Dalam hal ini gelombang tentunya mempunyai pengaruh yang besar dalam proses pengikisan. Menurut Johnson dalam Suprapto (1997) menyatakan bahwa pengaruh gelombang tipe oskilator dapat mencapai kedalaman 200 meter. Proses pelapukan yang terjadi di daratan, juga terjadi di mintakat pantai, tetapi terdapatnya air laut dan siklus pembasahan dan pengeringan akibat pasang surut yang menyebabkan adanya perbedaan. Perbedaan yang terjadi karena pembasahan dan pengeringan akibat siklus pasang surut menimbulkan variasi pelapukan di pantai secara bersamaan yang disebut dengan water layer weathering (Suprapto, 1997). Daerah yang agresif terkena proses pelapukan lapisan air adalah pelapukan garam yang evaporasinya kuat dan yang terpengaruh oleh pasang surut harian.
Proses pelapukan yang terjadi di pantai adalah pelapukan garam. Pelapukan ini juga termasuk pelapukan kimiawi serta pelapukan mekanik. Intensitas dari pelapukan di pantai tergantung pada batuan yang ada di pantai, iklim, dan letaknya. Proses pelapukan di mintakat pantai dapat merubah bentuklahan bersamaan dengan geomorfologi lainnya. Perlu diketahui bahwa proses geomorfik yang terjadi di suatu daerah umumnya sangat kompleks. Berdasarkan penjelasan yang telah dikemukakan di atas, maka proses bentuklahan pantai selalu mengalami perubahan sebagai akibat bekerjanya proses geomorfik. Secara garis besar proses geomorfik yang berkerja pada mintakat pantai, dapat dibedakan menjadi proses destruksional yang cenderung merusak dan proses konstruksional yang cenderung membentuk bentuklahan baru. Kedua proses tersebut kesemuanya berpengaruh terhadap kerekayasaan pantai.

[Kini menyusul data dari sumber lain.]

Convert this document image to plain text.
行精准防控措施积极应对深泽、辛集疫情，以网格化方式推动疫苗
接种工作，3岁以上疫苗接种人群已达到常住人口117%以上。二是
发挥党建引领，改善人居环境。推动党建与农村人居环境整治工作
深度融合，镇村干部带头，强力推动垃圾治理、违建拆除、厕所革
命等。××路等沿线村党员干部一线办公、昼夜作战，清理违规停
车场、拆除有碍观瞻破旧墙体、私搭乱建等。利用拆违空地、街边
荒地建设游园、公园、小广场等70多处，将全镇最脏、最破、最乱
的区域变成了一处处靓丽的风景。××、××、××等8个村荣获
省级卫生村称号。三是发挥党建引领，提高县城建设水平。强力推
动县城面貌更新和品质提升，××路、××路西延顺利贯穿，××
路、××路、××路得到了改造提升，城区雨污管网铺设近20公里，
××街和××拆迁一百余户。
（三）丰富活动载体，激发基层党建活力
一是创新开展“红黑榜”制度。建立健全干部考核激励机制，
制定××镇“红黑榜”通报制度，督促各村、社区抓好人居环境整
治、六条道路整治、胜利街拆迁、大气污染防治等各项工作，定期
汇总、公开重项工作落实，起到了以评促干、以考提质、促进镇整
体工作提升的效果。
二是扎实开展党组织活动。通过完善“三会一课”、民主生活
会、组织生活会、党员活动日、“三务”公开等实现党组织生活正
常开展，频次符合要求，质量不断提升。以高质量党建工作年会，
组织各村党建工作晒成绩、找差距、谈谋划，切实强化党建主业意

Daerah pesisir merupakan daerah pantai dan sekitarnya yang masih terkena pengaruh langsung dari aktivitas marine. Berdasarkan morfologinya daerah pantai di kelompokkan ke dalam 4 macam, yaitu: pantai bertebing terjal (cliff); pantai bergisik; pantai berawa payau; Pantai berterumbu karang.

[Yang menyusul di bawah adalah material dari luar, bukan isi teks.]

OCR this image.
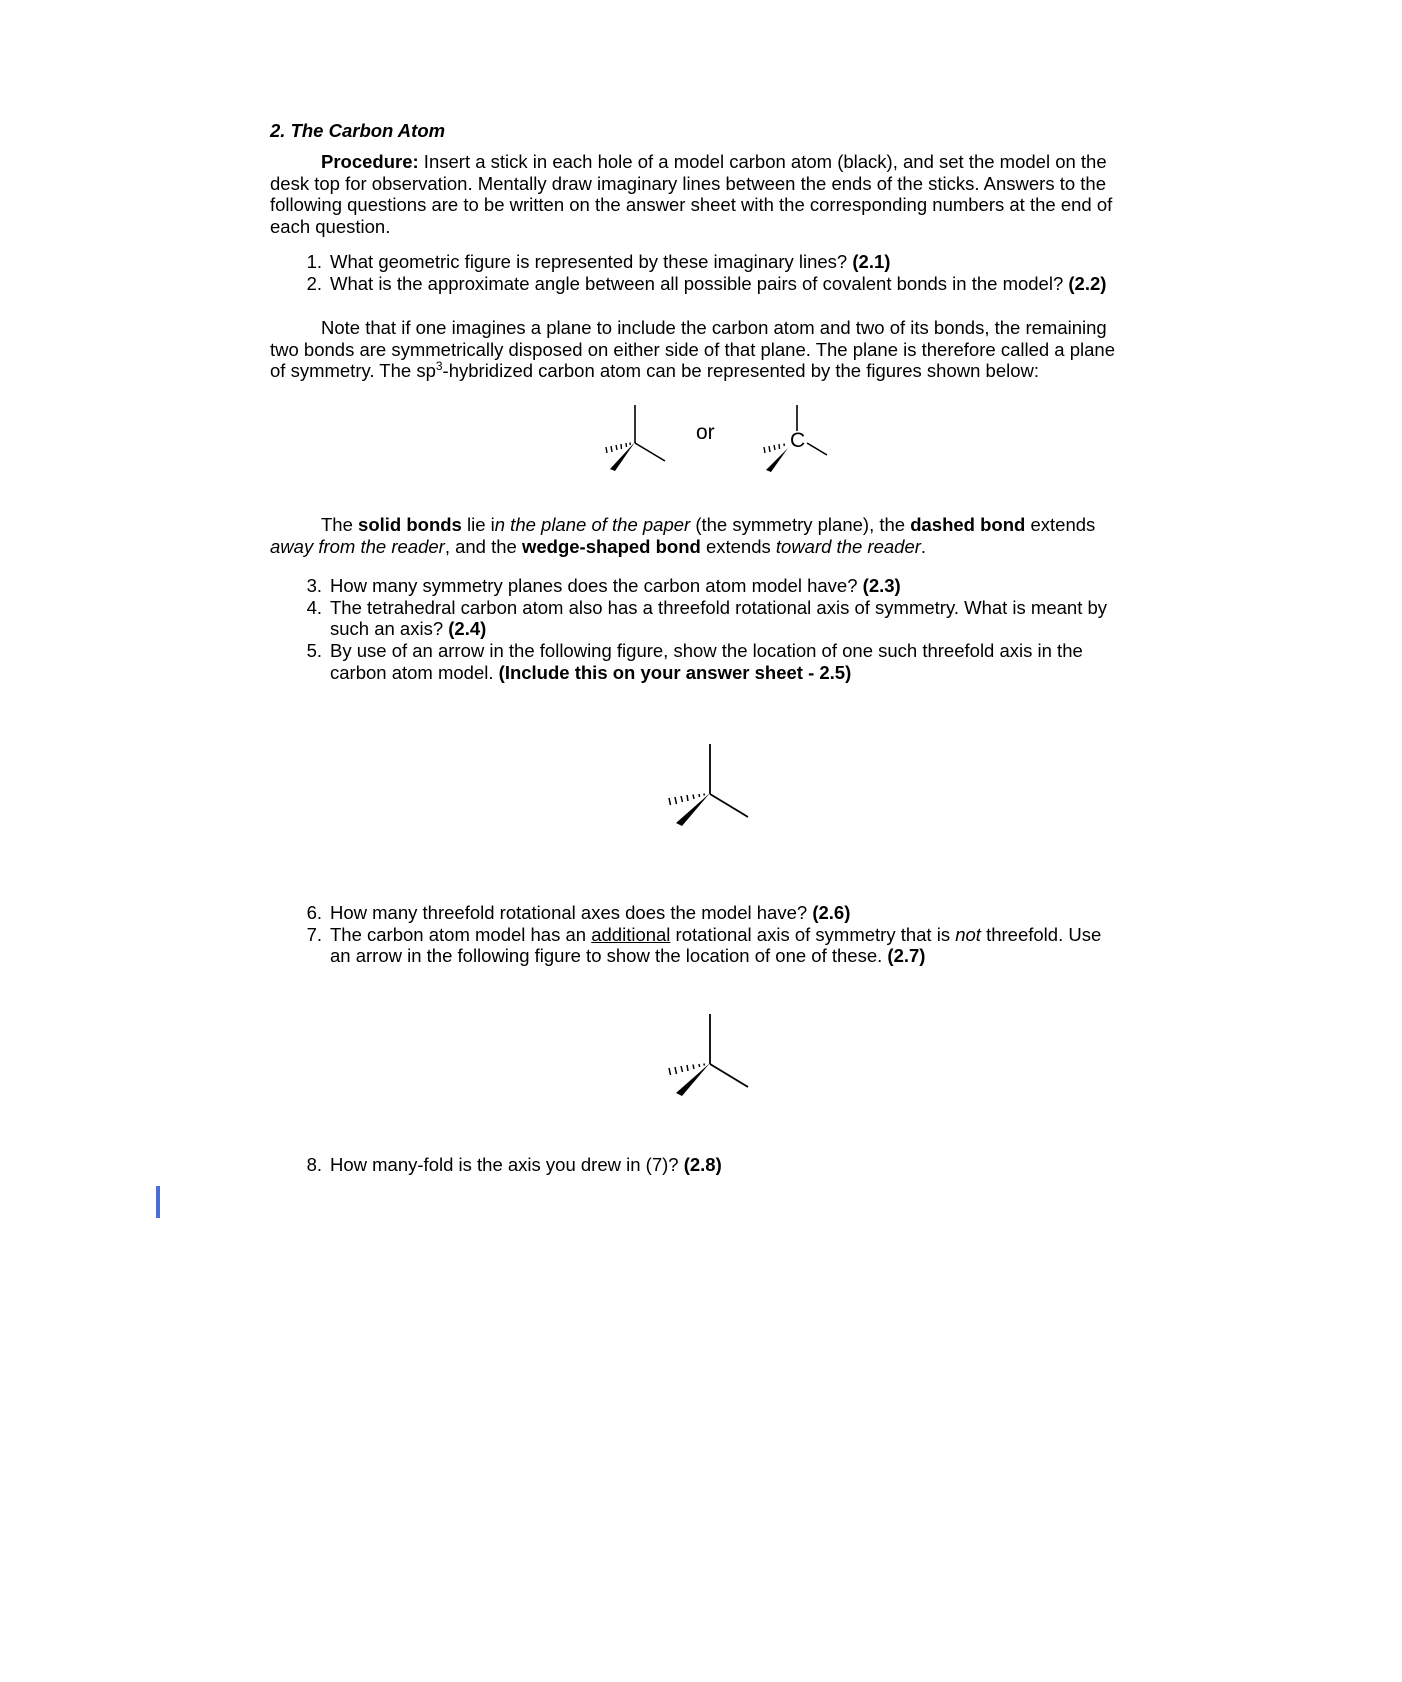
2. The Carbon Atom
Procedure: Insert a stick in each hole of a model carbon atom (black), and set the model on the
desk top for observation. Mentally draw imaginary lines between the ends of the sticks. Answers to the
following questions are to be written on the answer sheet with the corresponding numbers at the end of
each question.
1. What geometric figure is represented by these imaginary lines? (2.1)
2. What is the approximate angle between all possible pairs of covalent bonds in the model? (2.2)
Note that if one imagines a plane to include the carbon atom and two of its bonds, the remaining
two bonds are symmetrically disposed on either side of that plane. The plane is therefore called a plane
of symmetry. The $sp^3$-hybridized carbon atom can be represented by the figures shown below:
or	C
The solid bonds lie in the plane of the paper (the symmetry plane), the dashed bond extends
away from the reader, and the wedge-shaped bond extends toward the reader.
3. How many symmetry planes does the carbon atom model have? (2.3)
4. The tetrahedral carbon atom also has a threefold rotational axis of symmetry. What is meant by
such an axis? (2.4)
5. By use of an arrow in the following figure, show the location of one such threefold axis in the
carbon atom model. (Include this on your answer sheet - 2.5)
6. How many threefold rotational axes does the model have? (2.6)
7. The carbon atom model has an additional rotational axis of symmetry that is not threefold. Use
an arrow in the following figure to show the location of one of these. (2.7)
8. How many-fold is the axis you drew in (7)? (2.8)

1.             Pantai bertebing terjal
Pantai bertebing terjal merupakan bentuklahan hasil bentukan erosi marin yang paling banyak terdapat bentukan dan roman cliff berbeda satu dengan yang lainnya, karena dipengaruhi oleh struktur batuan, dan jenis batuan serta sifat batuan. cliff pada batuan beku akan lain dengan cliff pada batuan sedimen. Pelapisan batuan sedimen misalnya akan berbeda dengan pelapisan yang miring dan pelapisan mendatar. Sebatas daerah di atas ombak, umumnya tertutup oleh vegetasi, sedangkan bagian bawahnya umumnya berupa singkapan batuan. Aktivitas pasang surut dan gelombang mengikis bagian tebing, sehingga membentuk bekas-bekas abrasi seperti:
a.             Tebing (cliff)
b.             Tebing bergantung (notch)
c.              Rataan gelombang zona pasang surut
Pada daerah bertebing terjal, pantai biasanya berbatu berkelok-kelok dengan banyak terdapat gerak massa batuan. Proses ini mnyebabkan tebing bergerak mundur khususnya pada pantai yang proses abrasinya aktif. Apabila batuan penyusun daerah ini berupa batuan gamping atau batuan lain yang banyak memiliki retakan air dari daerah pedalaman mengalir melalui sistem retakan tersebut dan muncul di daerah pesisir dan daerah pantai.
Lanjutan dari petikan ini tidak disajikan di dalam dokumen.